Find: \[ \int \frac{1}{x \left[(\log x)^2 - 3 \log x - 4\right]} \, dx. \]

Hint:

For integrals with quadratic denominators, use partial fractions after factorizing.

Answer 1

Step 1: Simplify the quadratic in the denominator.
Let \( u = \log x \).

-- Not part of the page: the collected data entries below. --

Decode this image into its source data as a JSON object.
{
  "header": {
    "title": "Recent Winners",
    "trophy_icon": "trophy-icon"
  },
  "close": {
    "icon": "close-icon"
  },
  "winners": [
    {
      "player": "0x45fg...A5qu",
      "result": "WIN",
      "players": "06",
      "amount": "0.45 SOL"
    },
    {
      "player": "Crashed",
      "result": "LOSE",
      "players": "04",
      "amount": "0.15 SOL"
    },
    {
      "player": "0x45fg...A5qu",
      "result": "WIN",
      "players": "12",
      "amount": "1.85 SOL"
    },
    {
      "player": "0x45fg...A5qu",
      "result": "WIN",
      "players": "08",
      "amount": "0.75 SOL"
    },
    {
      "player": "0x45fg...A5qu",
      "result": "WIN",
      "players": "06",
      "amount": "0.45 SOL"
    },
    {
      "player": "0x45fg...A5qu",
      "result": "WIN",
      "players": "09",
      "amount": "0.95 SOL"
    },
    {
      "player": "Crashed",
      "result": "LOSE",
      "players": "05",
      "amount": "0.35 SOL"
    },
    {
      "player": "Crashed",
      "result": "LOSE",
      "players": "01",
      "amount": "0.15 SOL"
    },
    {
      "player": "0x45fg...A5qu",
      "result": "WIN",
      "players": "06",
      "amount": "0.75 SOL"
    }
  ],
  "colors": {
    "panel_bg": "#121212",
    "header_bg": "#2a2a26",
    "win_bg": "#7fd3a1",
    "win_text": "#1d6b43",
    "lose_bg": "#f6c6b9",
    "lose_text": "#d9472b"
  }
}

Then: \[ du = \frac{1}{x} \, dx. \] The integral becomes: \[ \int \frac{1}{x \left[(\log x)^2 - 3 \log x - 4\right]} \, dx = \int \frac{1}{(u^2 - 3u - 4)} \, du. \] Step 2: Factorize the quadratic.
Factorize \( u^2 - 3u - 4 \): \[ u^2 - 3u - 4 = (u - 4)(u + 1). \] The integral becomes: \[ \int \frac{1}{(u - 4)(u + 1)} \, du. \] Step 3: Use partial fraction decomposition.
Express \( \frac{1}{(u - 4)(u + 1)} \) as: \[ \frac{1}{(u - 4)(u + 1)} = \frac{A}{u - 4} + \frac{B}{u + 1}. \] Solve for \( A \) and \( B \): \[ 1 = A(u + 1) + B(u - 4). \] Let \( u = 4 \): \[ 1 = A(4 + 1) \quad \Rightarrow \quad A = \frac{1}{5}. \] Let \( u = -1 \): \[ 1 = B(-1 - 4) \quad \Rightarrow \quad B = -\frac{1}{5}. \] Thus: \[ \frac{1}{(u - 4)(u + 1)} = \frac{\frac{1}{5}}{u - 4} - \frac{\frac{1}{5}}{u + 1}. \] Step 4: Integrate each term.
The integral becomes: \[ \int \frac{1}{(u - 4)(u + 1)} \, du = \frac{1}{5} \int \frac{1}{u - 4} \, du - \frac{1}{5} \int \frac{1}{u + 1} \, du. \] Evaluate: \[ \int \frac{1}{u - 4} \, du = \ln|u - 4|, \quad \int \frac{1}{u + 1} \, du = \ln|u + 1|. \] Thus: \[ \int \frac{1}{(u - 4)(u + 1)} \, du = \frac{1}{5} \ln|u - 4| - \frac{1}{5} \ln|u + 1| + C. \] Step 5: Back-substitute \( u = \log x \).
Substitute \( u = \log x \) back into the result: \[ \int \frac{1}{x \left[(\log x)^2 - 3 \log x - 4\right]} \, dx = \frac{1}{5} \ln|\log x - 4| - \frac{1}{5} \ln|\log x + 1| + C. \] Conclusion:
The value of the integral is: \[ \boxed{\frac{1}{5} \ln|\log x - 4| - \frac{1}{5} \ln|\log x + 1| + C}. \]